First-line treatment with the checkpoint inhibitor Tecentriq (atezolizumab) plus the chemotherapy drug Abraxane (nab-paclitaxel) delayed disease progression or death in women with metastatic triple-negative breast cancer, researchers reported at the European Society for Medical Oncology 2018 Congress in Munich.

Tecentriq blocks the interaction between the PD-1 checkpoint receptor on T cells, which suppresses immune cell activity, and its binding partner, PD-L1. Blocking this linkage restores T-cell activity. People with higher PD-L1 levels in their tumors tend to do better on these medications, but this isn’t a reliable predictor of individual response.
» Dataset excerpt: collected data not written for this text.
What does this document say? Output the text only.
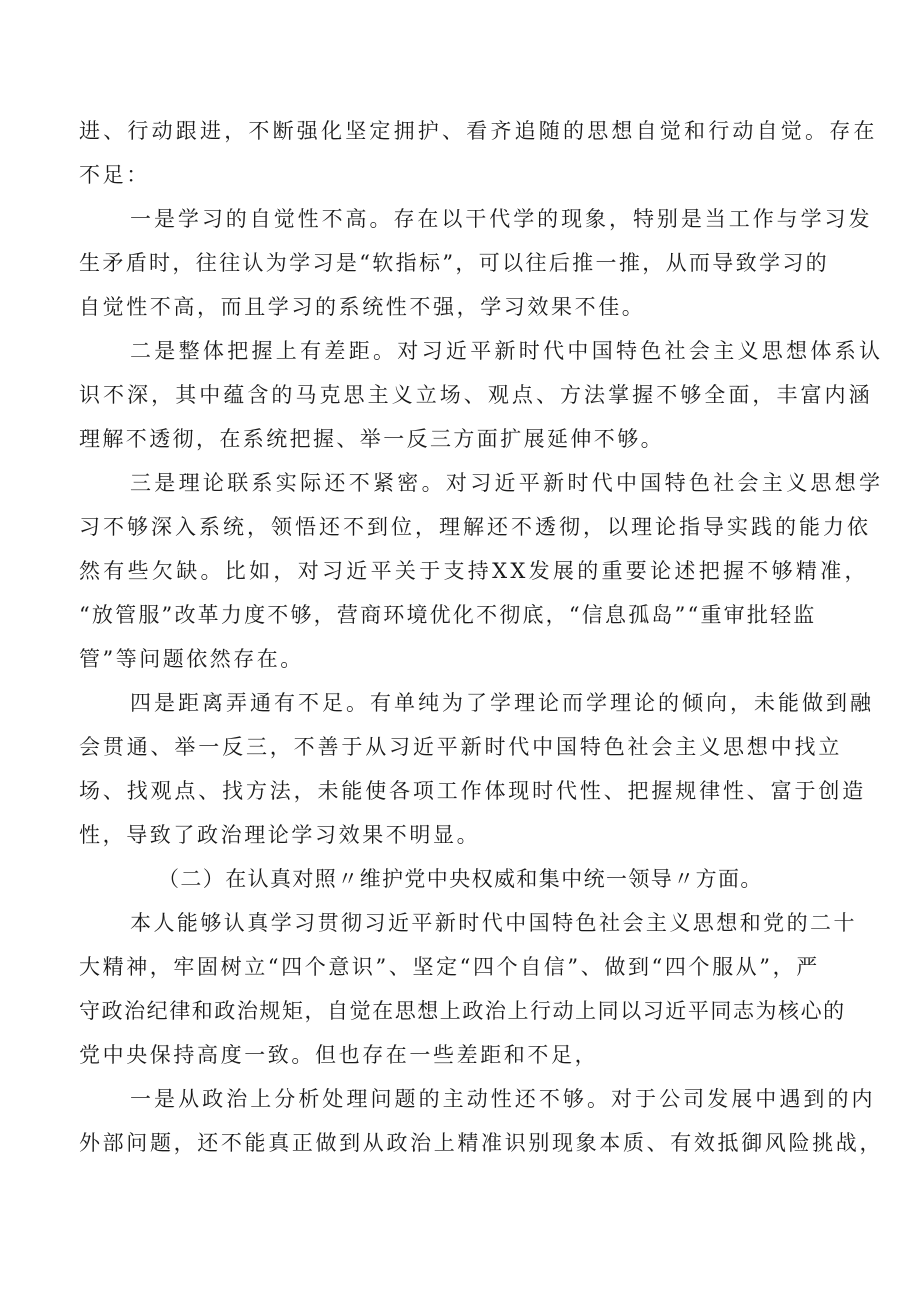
进、行动跟进，不断强化坚定拥护、看齐追随的思想自觉和行动自觉。存在
不足：
一是学习的自觉性不高。存在以干代学的现象，特别是当工作与学习发
生矛盾时，往往认为学习是“软指标”，可以往后推一推，从而导致学习的
自觉性不高，而且学习的系统性不强，学习效果不佳。
二是整体把握上有差距。对习近平新时代中国特色社会主义思想体系认
识不深，其中蕴含的马克思主义立场、观点、方法掌握不够全面，丰富内涵
理解不透彻，在系统把握、举一反三方面扩展延伸不够。
三是理论联系实际还不紧密。对习近平新时代中国特色社会主义思想学
习不够深入系统，领悟还不到位，理解还不透彻，以理论指导实践的能力依
然有些欠缺。比如，对习近平关于支持XX发展的重要论述把握不够精准，
“放管服”改革力度不够，营商环境优化不彻底，“信息孤岛”“重审批轻监
管”等问题依然存在。
四是距离弄通有不足。有单纯为了学理论而学理论的倾向，未能做到融
会贯通、举一反三，不善于从习近平新时代中国特色社会主义思想中找立
场、找观点、找方法，未能使各项工作体现时代性、把握规律性、富于创造
性，导致了政治理论学习效果不明显。
（二）在认真对照〃维护党中央权威和集中统一领导〃方面。
本人能够认真学习贯彻习近平新时代中国特色社会主义思想和党的二十
大精神，牢固树立“四个意识”、坚定“四个自信”、做到“四个服从”，严
守政治纪律和政治规矩，自觉在思想上政治上行动上同以习近平同志为核心的
党中央保持高度一致。但也存在一些差距和不足，
一是从政治上分析处理问题的主动性还不够。对于公司发展中遇到的内
外部问题，还不能真正做到从政治上精准识别现象本质、有效抵御风险挑战，
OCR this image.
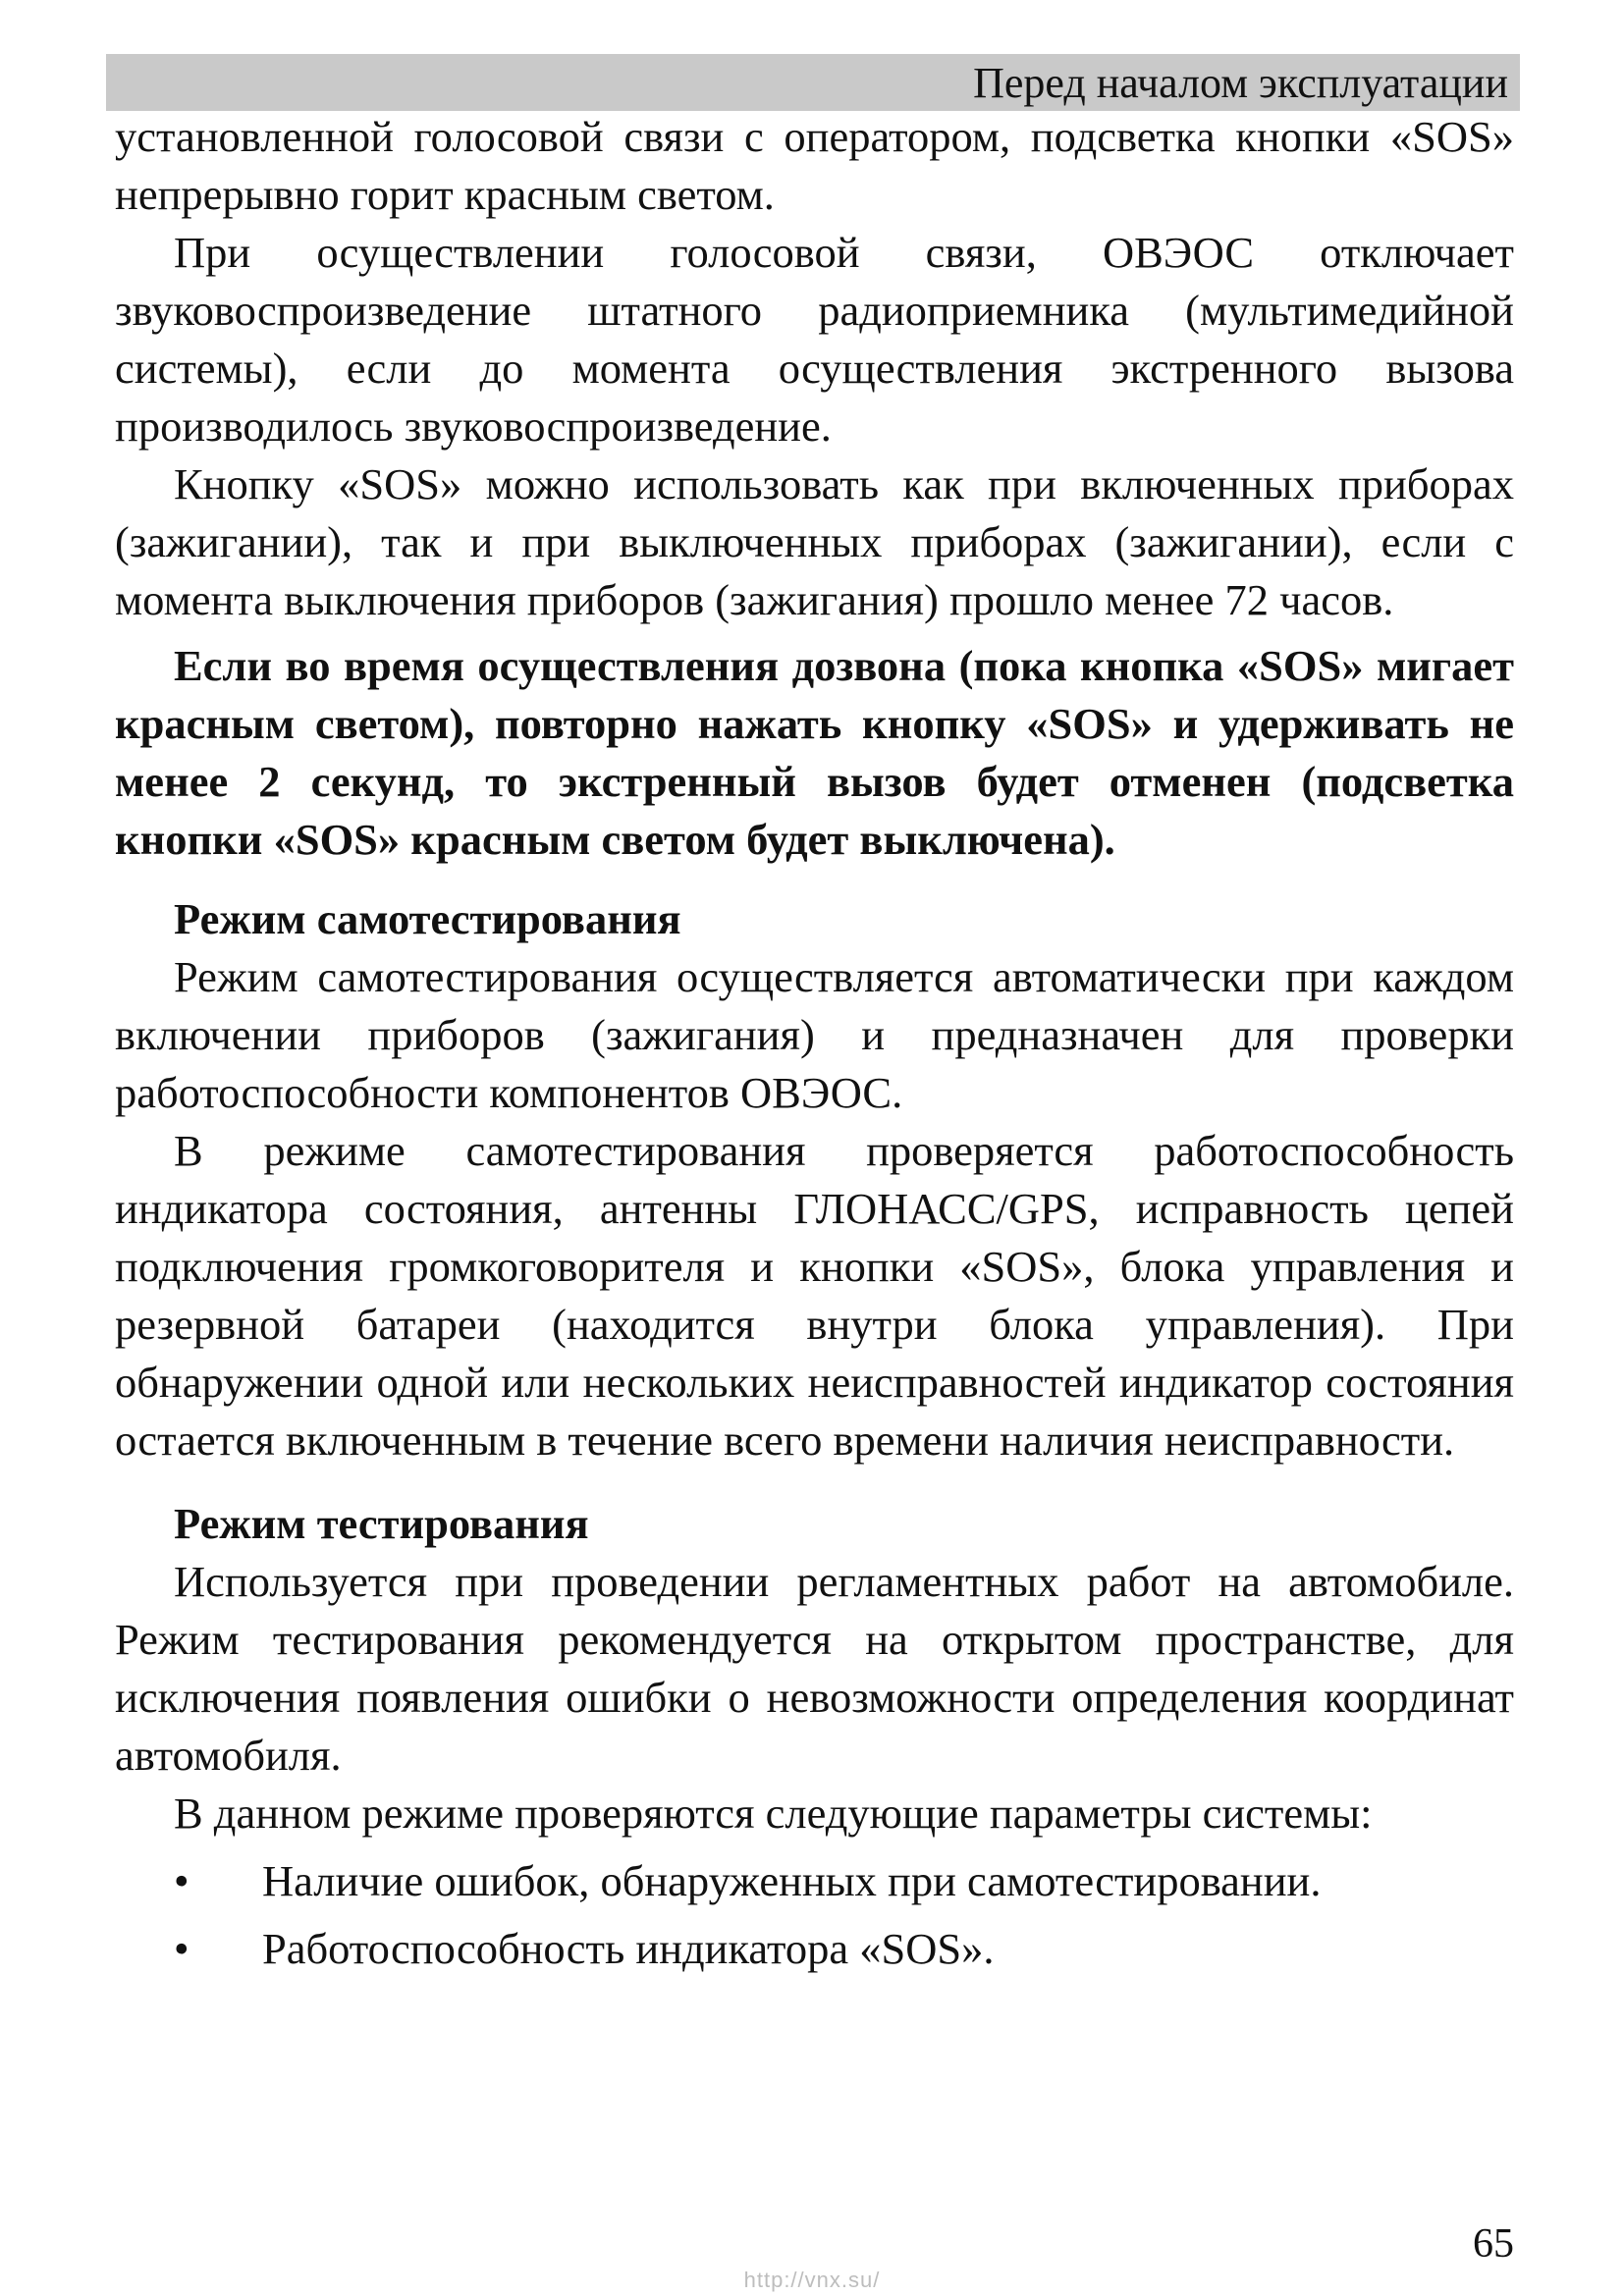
Перед началом эксплуатации

установленной голосовой связи с оператором, подсветка кнопки «SOS» непрерывно горит красным светом.

При осуществлении голосовой связи, ОВЭОС отключает звуковоспроизведение штатного радиоприемника (мультимедийной системы), если до момента осуществления экстренного вызова производилось звуковоспроизведение.

Кнопку «SOS» можно использовать как при включенных приборах (зажигании), так и при выключенных приборах (зажигании), если с момента выключения приборов (зажигания) прошло менее 72 часов.

Если во время осуществления дозвона (пока кнопка «SOS» мигает красным светом), повторно нажать кнопку «SOS» и удерживать не менее 2 секунд, то экстренный вызов будет отменен (подсветка кнопки «SOS» красным светом будет выключена).

Режим самотестирования

Режим самотестирования осуществляется автоматически при каждом включении приборов (зажигания) и предназначен для проверки работоспособности компонентов ОВЭОС.

В режиме самотестирования проверяется работоспособность индикатора состояния, антенны ГЛОНАСС/GPS, исправность цепей подключения громкоговорителя и кнопки «SOS», блока управления и резервной батареи (находится внутри блока управления). При обнаружении одной или нескольких неисправностей индикатор состояния остается включенным в течение всего времени наличия неисправности.

Режим тестирования

Используется при проведении регламентных работ на автомобиле. Режим тестирования рекомендуется на открытом пространстве, для исключения появления ошибки о невозможности определения координат автомобиля.

В данном режиме проверяются следующие параметры системы:

• Наличие ошибок, обнаруженных при самотестировании.
• Работоспособность индикатора «SOS».
65
http://vnx.su/
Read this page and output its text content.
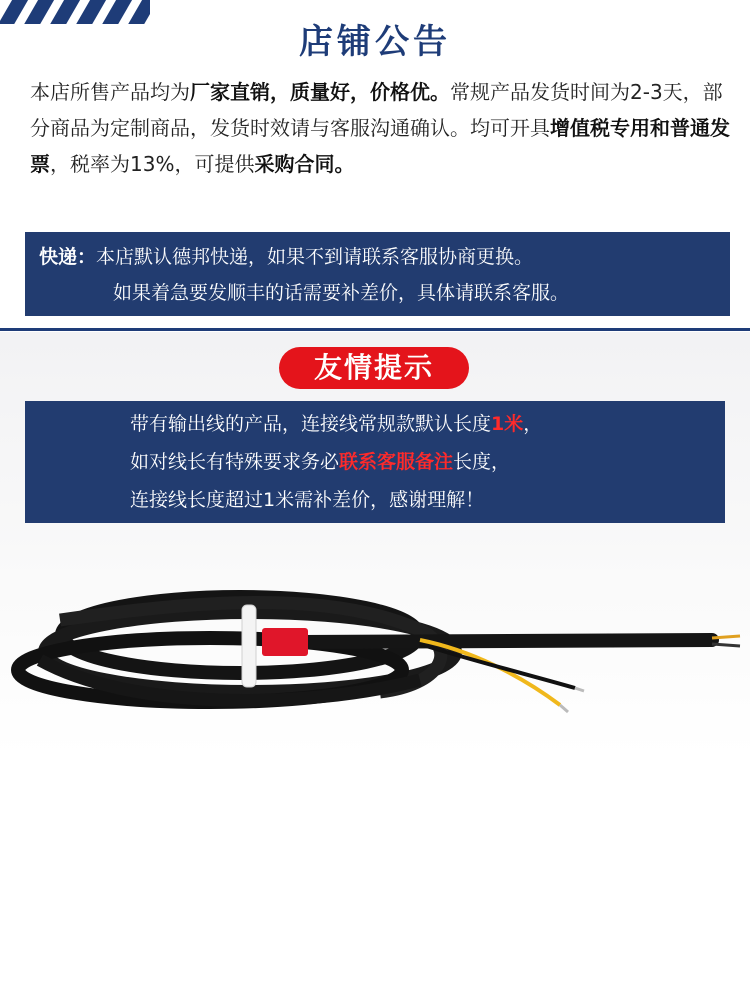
店铺公告
本店所售产品均为厂家直销，质量好，价格优。常规产品发货时间为2-3天，部分商品为定制商品，发货时效请与客服沟通确认。均可开具增值税专用和普通发票，税率为13%，可提供采购合同。
快递：本店默认德邦快递，如果不到请联系客服协商更换。
如果着急要发顺丰的话需要补差价，具体请联系客服。
友情提示
带有输出线的产品，连接线常规款默认长度1米，
如对线长有特殊要求务必联系客服备注长度，
连接线长度超过1米需补差价，感谢理解！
So far, this type of immunotherapy hasn’t shown much activity against so-called cold tumors like those seen in breast cancer, but combining checkpoint blockers with chemotherapy holds greater promise.

The IMpassion130 trial enrolled 902 people with triple-negative breast cancer, meaning it lacks hormone and HER2 receptors that would make it susceptible to other medications.

Among people with PD-L1 positive tumors, the median progression-free survival time was 7.5 months for those assigned to Tecentriq versus 5.0 months for those who received a placebo—a 38 percent reduction in the risk of disease progression or death. A preliminary analysis found that the overall survival time was 25.0 versus 15.5 months, respectively.

“Immune therapy on top of standard chemotherapy prolonged survival by 10 months in patients with tumors expressing PD-L1. This combination should become a new treatment option for patients with metastatic triple-negative breast cancer,” says lead researcher Peter Schmid, MD, PhD, of Queen Mary University of London.